I have this csv file called input.csv
KEY;Rate;BYld;DataAsOfDate
CH04;0.719;0.674;2020-01-29
CH03;1.5;0.148;2020-01-29
then I execute the following code:
import pandas as pd
input_df = pd.read_csv('input.csv', sep=";")
input_df.to_csv('output.csv', sep=";")
and get the following output.csv file
KEY;Rate;BYld;DataAsOfDate
CH04;0.7190000000000001;0.674;2020-01-29
CH03;1.5;0.14800000000000002;2020-01-29
I was hoping for and expecting an output like this: (to be able to use a tool like winmerge.org to detect real differences on each row) (my real code truly modifies the dataframe - this stack overflow example is for demonstration only)

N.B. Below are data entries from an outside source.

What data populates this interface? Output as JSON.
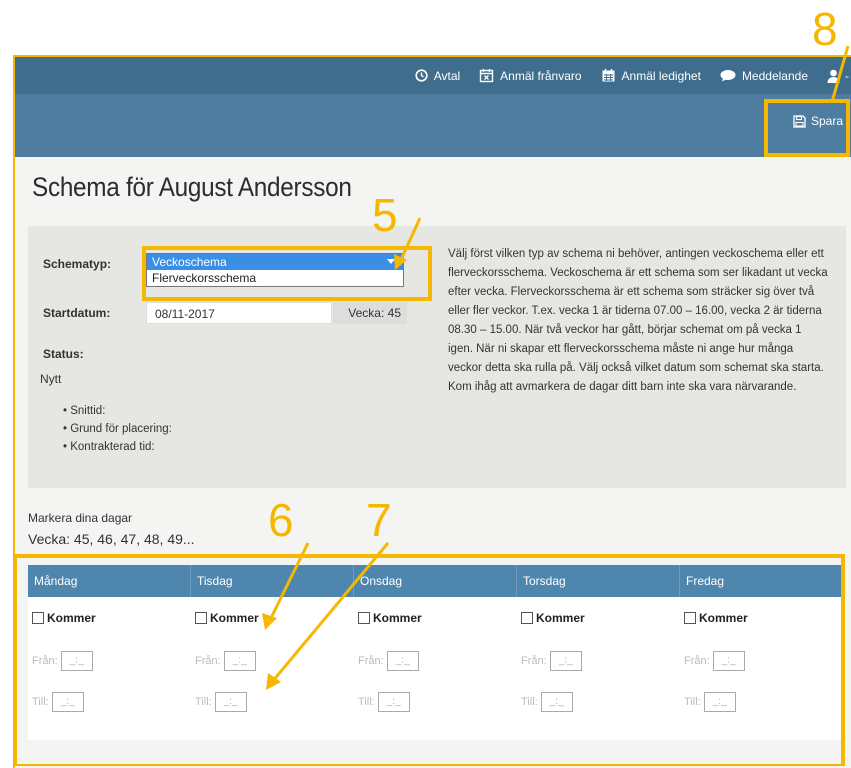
{
  "nav": {
    "avtal": "Avtal",
    "anmal_franvaro": "Anmäl frånvaro",
    "anmal_ledighet": "Anmäl ledighet",
    "meddelande": "Meddelande",
    "user_suffix": "-"
  },
  "toolbar": {
    "save_label": "Spara"
  },
  "page": {
    "title": "Schema för August Andersson"
  },
  "form": {
    "schematyp_label": "Schematyp:",
    "schematyp_options": [
      "Veckoschema",
      "Flerveckorsschema"
    ],
    "schematyp_selected": "Veckoschema",
    "startdatum_label": "Startdatum:",
    "startdatum_value": "08/11-2017",
    "vecka_value": "Vecka: 45",
    "status_label": "Status:",
    "status_value": "Nytt",
    "bullets": [
      "Snittid:",
      "Grund för placering:",
      "Kontrakterad tid:"
    ]
  },
  "info_text": "Välj först vilken typ av schema ni behöver, antingen veckoschema eller ett flerveckorsschema. Veckoschema är ett schema som ser likadant ut vecka efter vecka. Flerveckorsschema är ett schema som sträcker sig över två eller fler veckor. T.ex. vecka 1 är tiderna 07.00 – 16.00, vecka 2 är tiderna 08.30 – 15.00. När två veckor har gått, börjar schemat om på vecka 1 igen. När ni skapar ett flerveckorsschema måste ni ange hur många veckor detta ska rulla på. Välj också vilket datum som schemat ska starta. Kom ihåg att avmarkera de dagar ditt barn inte ska vara närvarande.",
  "days_section": {
    "heading": "Markera dina dagar",
    "weeks": "Vecka: 45, 46, 47, 48, 49..."
  },
  "days": [
    {
      "name": "Måndag"
    },
    {
      "name": "Tisdag"
    },
    {
      "name": "Onsdag"
    },
    {
      "name": "Torsdag"
    },
    {
      "name": "Fredag"
    }
  ],
  "day_labels": {
    "kommer": "Kommer",
    "fran": "Från:",
    "till": "Till:",
    "time_placeholder": "_:_"
  },
  "annotations": {
    "n5": "5",
    "n6": "6",
    "n7": "7",
    "n8": "8"
  },
  "colors": {
    "header": "#3f6d8d",
    "subbar": "#4f7da0",
    "table_header": "#4f86ae",
    "annotation": "#f5b800",
    "selected_option": "#3a8ee6"
  }
}
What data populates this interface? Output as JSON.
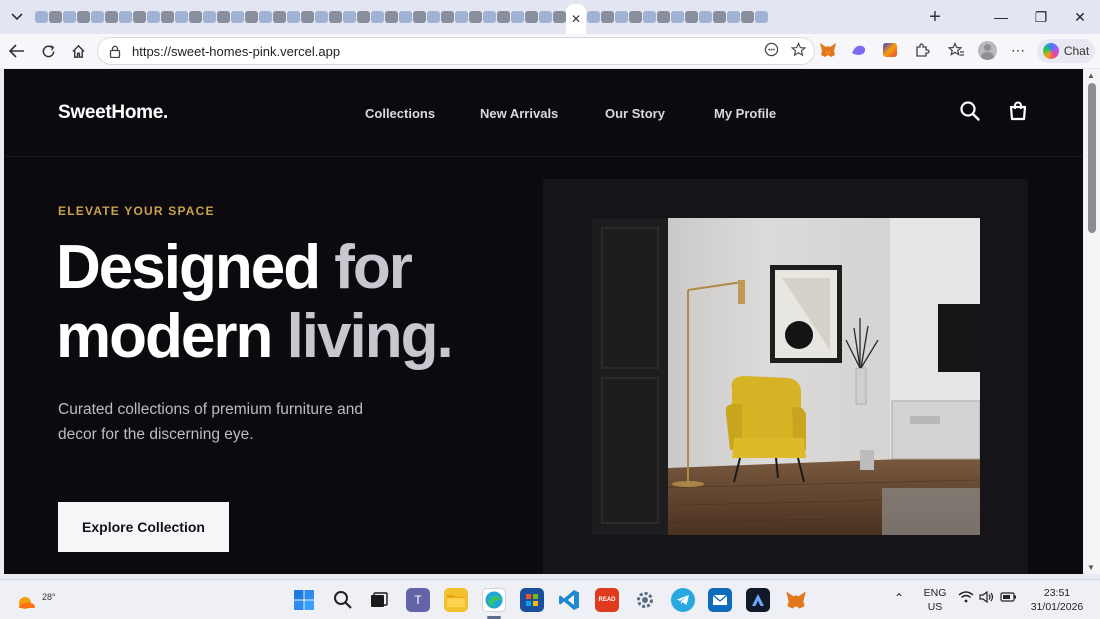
{
  "browser": {
    "active_tab_close": "✕",
    "new_tab": "+",
    "url": "https://sweet-homes-pink.vercel.app",
    "chat_label": "Chat",
    "window": {
      "minimize": "—",
      "restore": "❐",
      "close": "✕"
    }
  },
  "site": {
    "logo": "SweetHome.",
    "nav": [
      "Collections",
      "New Arrivals",
      "Our Story",
      "My Profile"
    ],
    "hero": {
      "eyebrow": "ELEVATE YOUR SPACE",
      "headline_line1_a": "Designed for",
      "headline_line2_a": "modern living.",
      "subtext": "Curated collections of premium furniture and decor for the discerning eye.",
      "cta": "Explore Collection"
    },
    "header_icons": [
      "search-icon",
      "shopping-bag-icon"
    ]
  },
  "taskbar": {
    "weather_temp": "28°",
    "lang_line1": "ENG",
    "lang_line2": "US",
    "time": "23:51",
    "date": "31/01/2026"
  },
  "colors": {
    "page_bg": "#0c0a0e",
    "accent_gold": "#c9a24b",
    "cta_bg": "#f6f5f7",
    "chair_yellow": "#d4b022"
  }
}
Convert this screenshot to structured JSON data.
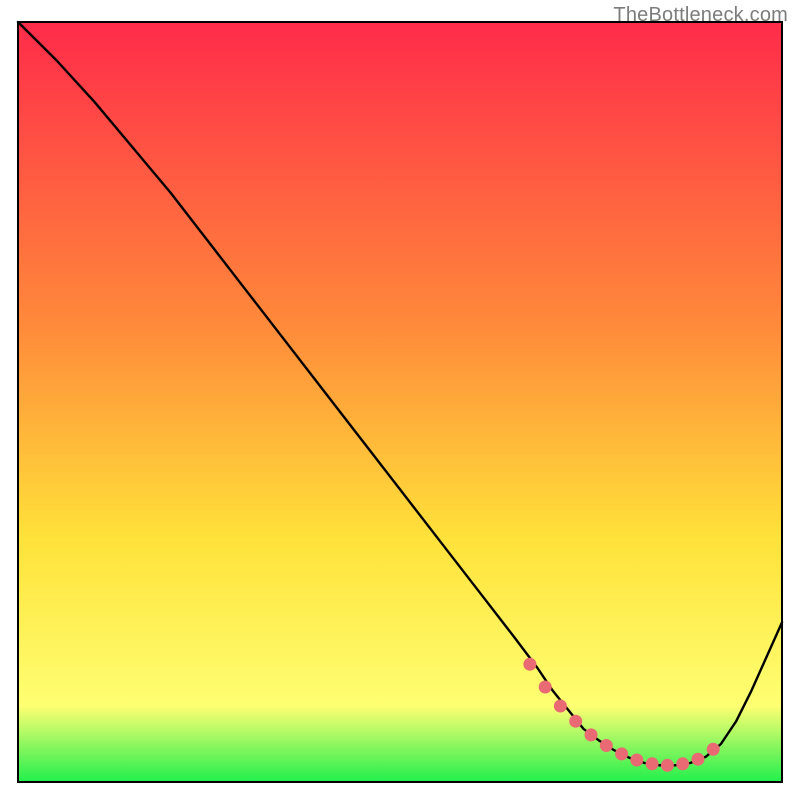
{
  "watermark": "TheBottleneck.com",
  "colors": {
    "gradient_top": "#ff2b4a",
    "gradient_mid1": "#ff8a3a",
    "gradient_mid2": "#ffe23a",
    "gradient_mid3": "#feff72",
    "gradient_bottom": "#21ef4d",
    "curve": "#000000",
    "markers": "#ea6a73",
    "frame": "#000000"
  },
  "chart_data": {
    "type": "line",
    "title": "",
    "xlabel": "",
    "ylabel": "",
    "xlim": [
      0,
      100
    ],
    "ylim": [
      0,
      100
    ],
    "grid": false,
    "legend": false,
    "series": [
      {
        "name": "bottleneck-curve",
        "x": [
          0,
          5,
          10,
          15,
          20,
          25,
          30,
          35,
          40,
          45,
          50,
          55,
          60,
          65,
          68,
          70,
          72,
          74,
          76,
          78,
          80,
          82,
          84,
          86,
          88,
          90,
          92,
          94,
          96,
          100
        ],
        "y": [
          100,
          95,
          89.5,
          83.5,
          77.5,
          71,
          64.5,
          58,
          51.5,
          45,
          38.5,
          32,
          25.5,
          19,
          15,
          12,
          9.5,
          7,
          5.5,
          4.2,
          3.2,
          2.5,
          2.2,
          2.2,
          2.5,
          3.3,
          5,
          8,
          12,
          21
        ]
      }
    ],
    "markers": {
      "name": "highlight-dots",
      "x": [
        67,
        69,
        71,
        73,
        75,
        77,
        79,
        81,
        83,
        85,
        87,
        89,
        91
      ],
      "y": [
        15.5,
        12.5,
        10,
        8,
        6.2,
        4.8,
        3.7,
        2.9,
        2.4,
        2.2,
        2.4,
        3.0,
        4.3
      ]
    }
  }
}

KEY;Rate;BYld;DataAsOfDate
CH04;0.719;0.674;2020-01-29
CH03;1.5;0.148;2020-01-29
What is the idiomatic way with to achieve such an unmodified output with Pandas?
CodePudding user response:
Python does not use traditional rounding to so as to prevent problems with bankers rounding. However, if being close is not a problem you could use the round function and replace the "2" with whichever number you would like to round to
d = [['CH04',0.719,0.674,'2020-01-29']]
df = pd.DataFrame(d, columns = (['KEY', 'Rate', 'BYld', 'DataAsOfDate']))
df['Rate'] = df['Rate'].apply(lambda x : round(x, 2))
df
CodePudding user response:
Using @Prokos idea I changed the code like this:
import pandas as pd
input_df = pd.read_csv('input.csv', dtype='str',sep=";")
input_df.to_csv('str_output.csv', sep=";", index=False)
and that meets the requirement - all columns come out unchanged.